Même si elle riaient jaune,
Elles riaient.
La grande avait maintenant 16 ans, et les maîtres la jugeaient désormais apte à sortir et vivre dans ce monde pas si accueillant. Peut-être avaient-ils abandonnés l’idée de la soumettre à leurs manières, peut-être était-elle réellement prête, nul ne le savait.
Toujours est-il qu’elle partait, laissant Christa seule, mais bon, elle aussi avait grandi, l’absence de sa sœur de sang pour jouer l’exemple et/ou le garde-fou l’avait peu à peu poussée à se rapprocher plus du caractère de son autre -bien moins officielle- sœur.
Elle était grande maintenant, elle n’avait plus besoin d’aide pour s’échapper, pour répondre aux quelques autres filles qui la dérangeraient. Il ne lui suffisait plus maintenant qu’a continuer d’apprendre et de se construire, dans deux ou trois ans, on la laisserait partir.

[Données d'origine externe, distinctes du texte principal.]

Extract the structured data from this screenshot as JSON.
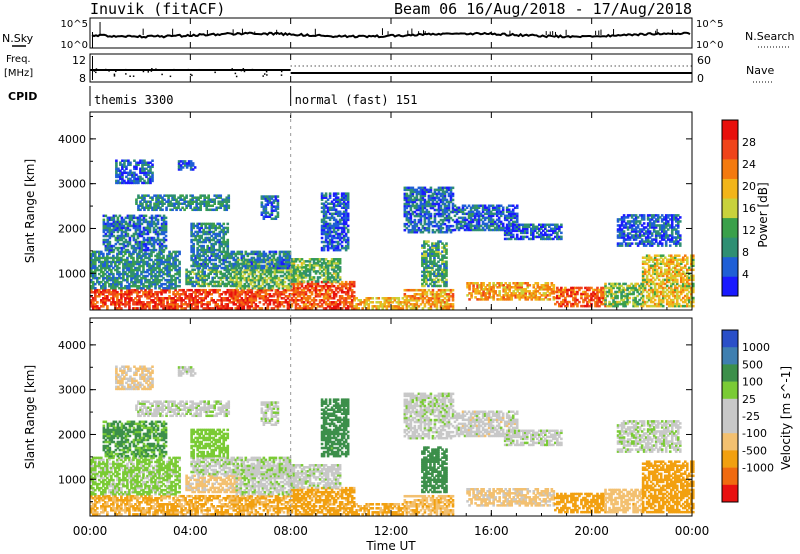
{
  "header": {
    "station": "Inuvik (fitACF)",
    "beam_dates": "Beam 06 16/Aug/2018 - 17/Aug/2018"
  },
  "top_panels": {
    "nsky_label": "N.Sky",
    "nsky_ticks": [
      "10^5",
      "10^0"
    ],
    "nsearch_label": "N.Search",
    "nsearch_ticks": [
      "10^5",
      "10^0"
    ],
    "freq_label_1": "Freq.",
    "freq_label_2": "[MHz]",
    "freq_ticks": [
      "12",
      "8"
    ],
    "nave_label": "Nave",
    "nave_ticks": [
      "60",
      "0"
    ],
    "cpid_label": "CPID",
    "cpid_segments": [
      {
        "start": 0,
        "label": "themis 3300"
      },
      {
        "start": 8,
        "label": "normal (fast) 151"
      }
    ]
  },
  "colors": {
    "power_scale": [
      "#1a1aff",
      "#1f5fd6",
      "#2f8f73",
      "#3aa04a",
      "#c8d23c",
      "#f2b51a",
      "#f47a0e",
      "#f0441b",
      "#e8100c"
    ],
    "velocity_scale": [
      "#e81010",
      "#f06a10",
      "#f2a010",
      "#f3c070",
      "#c8c8c8",
      "#c8c8c8",
      "#7acb35",
      "#3c8f4a",
      "#3f7fb0",
      "#2a4fc8"
    ],
    "grey": "#c8c8c8"
  },
  "chart_data": [
    {
      "type": "heatmap",
      "name": "power",
      "ylabel": "Slant Range [km]",
      "ylim": [
        180,
        4600
      ],
      "yticks": [
        1000,
        2000,
        3000,
        4000
      ],
      "xlim": [
        0,
        24
      ],
      "colorbar_label": "Power [dB]",
      "colorbar_ticks": [
        4,
        8,
        12,
        16,
        20,
        24,
        28
      ],
      "colorbar_range": [
        0,
        32
      ]
    },
    {
      "type": "heatmap",
      "name": "velocity",
      "ylabel": "Slant Range [km]",
      "ylim": [
        180,
        4600
      ],
      "yticks": [
        1000,
        2000,
        3000,
        4000
      ],
      "xlim": [
        0,
        24
      ],
      "colorbar_label": "Velocity [m s^-1]",
      "colorbar_ticks": [
        "1000",
        "500",
        "100",
        "25",
        "-25",
        "-100",
        "-500",
        "-1000"
      ]
    }
  ],
  "x_axis": {
    "xlabel": "Time UT",
    "ticks": [
      {
        "h": 0,
        "label": "00:00"
      },
      {
        "h": 4,
        "label": "04:00"
      },
      {
        "h": 8,
        "label": "08:00"
      },
      {
        "h": 12,
        "label": "12:00"
      },
      {
        "h": 16,
        "label": "16:00"
      },
      {
        "h": 20,
        "label": "20:00"
      },
      {
        "h": 24,
        "label": "00:00"
      }
    ]
  },
  "echo_regions": [
    {
      "t": [
        0.0,
        8.0
      ],
      "r": [
        200,
        650
      ],
      "pw": 27,
      "vel": -120
    },
    {
      "t": [
        0.0,
        3.6
      ],
      "r": [
        650,
        1500
      ],
      "pw": 9,
      "vel": 40
    },
    {
      "t": [
        3.8,
        6.0
      ],
      "r": [
        700,
        1100
      ],
      "pw": 11,
      "vel": -40
    },
    {
      "t": [
        5.8,
        8.0
      ],
      "r": [
        650,
        1300
      ],
      "pw": 13,
      "vel": 10
    },
    {
      "t": [
        4.0,
        8.0
      ],
      "r": [
        1100,
        1500
      ],
      "pw": 8,
      "vel": 15
    },
    {
      "t": [
        0.5,
        3.0
      ],
      "r": [
        1500,
        2300
      ],
      "pw": 7,
      "vel": 120
    },
    {
      "t": [
        4.0,
        5.5
      ],
      "r": [
        1500,
        2100
      ],
      "pw": 8,
      "vel": 60
    },
    {
      "t": [
        1.8,
        5.5
      ],
      "r": [
        2400,
        2750
      ],
      "pw": 9,
      "vel": 5
    },
    {
      "t": [
        6.8,
        7.5
      ],
      "r": [
        2200,
        2700
      ],
      "pw": 6,
      "vel": 10
    },
    {
      "t": [
        1.0,
        2.5
      ],
      "r": [
        3000,
        3500
      ],
      "pw": 5,
      "vel": -30
    },
    {
      "t": [
        3.5,
        4.2
      ],
      "r": [
        3300,
        3500
      ],
      "pw": 6,
      "vel": 10
    },
    {
      "t": [
        8.0,
        10.5
      ],
      "r": [
        200,
        800
      ],
      "pw": 26,
      "vel": -160
    },
    {
      "t": [
        8.0,
        10.0
      ],
      "r": [
        800,
        1300
      ],
      "pw": 13,
      "vel": 5
    },
    {
      "t": [
        9.2,
        10.3
      ],
      "r": [
        1500,
        2800
      ],
      "pw": 5,
      "vel": 180
    },
    {
      "t": [
        10.5,
        12.5
      ],
      "r": [
        200,
        450
      ],
      "pw": 20,
      "vel": -130
    },
    {
      "t": [
        12.5,
        14.5
      ],
      "r": [
        200,
        650
      ],
      "pw": 21,
      "vel": -90
    },
    {
      "t": [
        13.2,
        14.2
      ],
      "r": [
        700,
        1700
      ],
      "pw": 11,
      "vel": 300
    },
    {
      "t": [
        12.5,
        14.5
      ],
      "r": [
        1900,
        2900
      ],
      "pw": 6,
      "vel": 8
    },
    {
      "t": [
        14.5,
        17.0
      ],
      "r": [
        1950,
        2500
      ],
      "pw": 6,
      "vel": 0
    },
    {
      "t": [
        16.5,
        18.8
      ],
      "r": [
        1750,
        2100
      ],
      "pw": 5,
      "vel": 8
    },
    {
      "t": [
        15.0,
        18.5
      ],
      "r": [
        400,
        800
      ],
      "pw": 21,
      "vel": -40
    },
    {
      "t": [
        18.5,
        20.5
      ],
      "r": [
        250,
        700
      ],
      "pw": 26,
      "vel": -200
    },
    {
      "t": [
        20.5,
        22.0
      ],
      "r": [
        250,
        750
      ],
      "pw": 14,
      "vel": -70
    },
    {
      "t": [
        22.0,
        24.0
      ],
      "r": [
        250,
        1400
      ],
      "pw": 18,
      "vel": -320
    },
    {
      "t": [
        21.0,
        23.5
      ],
      "r": [
        1600,
        2300
      ],
      "pw": 5,
      "vel": 10
    }
  ]
}
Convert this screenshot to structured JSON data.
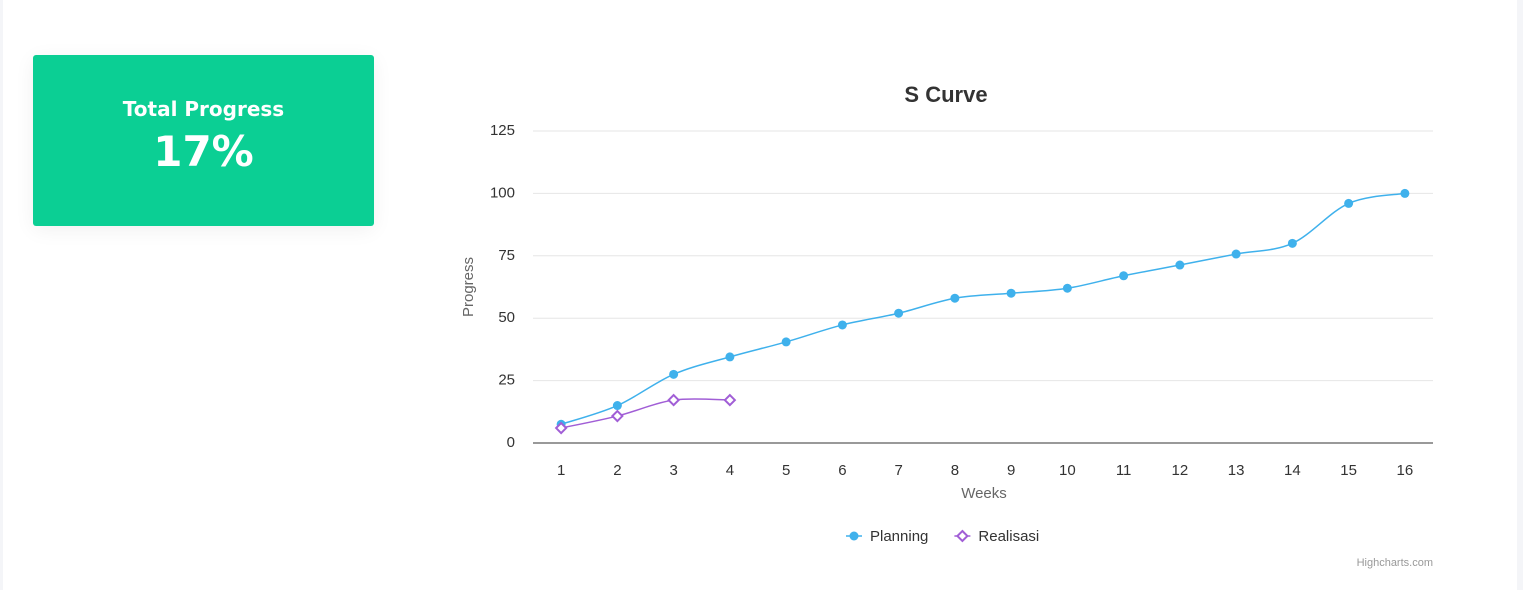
{
  "card": {
    "title": "Total Progress",
    "value": "17%"
  },
  "chart_data": {
    "type": "line",
    "title": "S Curve",
    "x_label": "Weeks",
    "y_label": "Progress",
    "categories": [
      "1",
      "2",
      "3",
      "4",
      "5",
      "6",
      "7",
      "8",
      "9",
      "10",
      "11",
      "12",
      "13",
      "14",
      "15",
      "16"
    ],
    "series": [
      {
        "name": "Planning",
        "color": "#3fb1ec",
        "marker": "circle",
        "values": [
          7.5,
          15,
          27.5,
          34.5,
          40.5,
          47.3,
          52,
          58,
          60,
          62,
          67,
          71.3,
          75.7,
          80,
          96,
          100
        ]
      },
      {
        "name": "Realisasi",
        "color": "#a15ed6",
        "marker": "diamond",
        "values": [
          6,
          10.8,
          17.2,
          17.2,
          null,
          null,
          null,
          null,
          null,
          null,
          null,
          null,
          null,
          null,
          null,
          null
        ]
      }
    ],
    "ylim": [
      0,
      125
    ],
    "yticks": [
      0,
      25,
      50,
      75,
      100,
      125
    ],
    "grid": true,
    "legend": "bottom",
    "credits": "Highcharts.com"
  }
}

C’est ce qu’elle se disait, alors qu’Emily se dirigeait vers la sortie, sans oublier de taquiner les quelques jalouses au passages, s’en sortira-t-elle seule ? Aucune Idée.
Ce que je sais en revanche, c’est que le temps lui paraissait horriblement long, si long… Le venue du soir n’apportais pas avec elle les joies d’aventures interdites en compagnie de sa grande, grande sœur, finalement, le torrent était là, quelque part. L’eau avait du mal à couler sous les ponts, les séparations étaient amères, et les larmes coulaient sous la peau. (coucou Elore)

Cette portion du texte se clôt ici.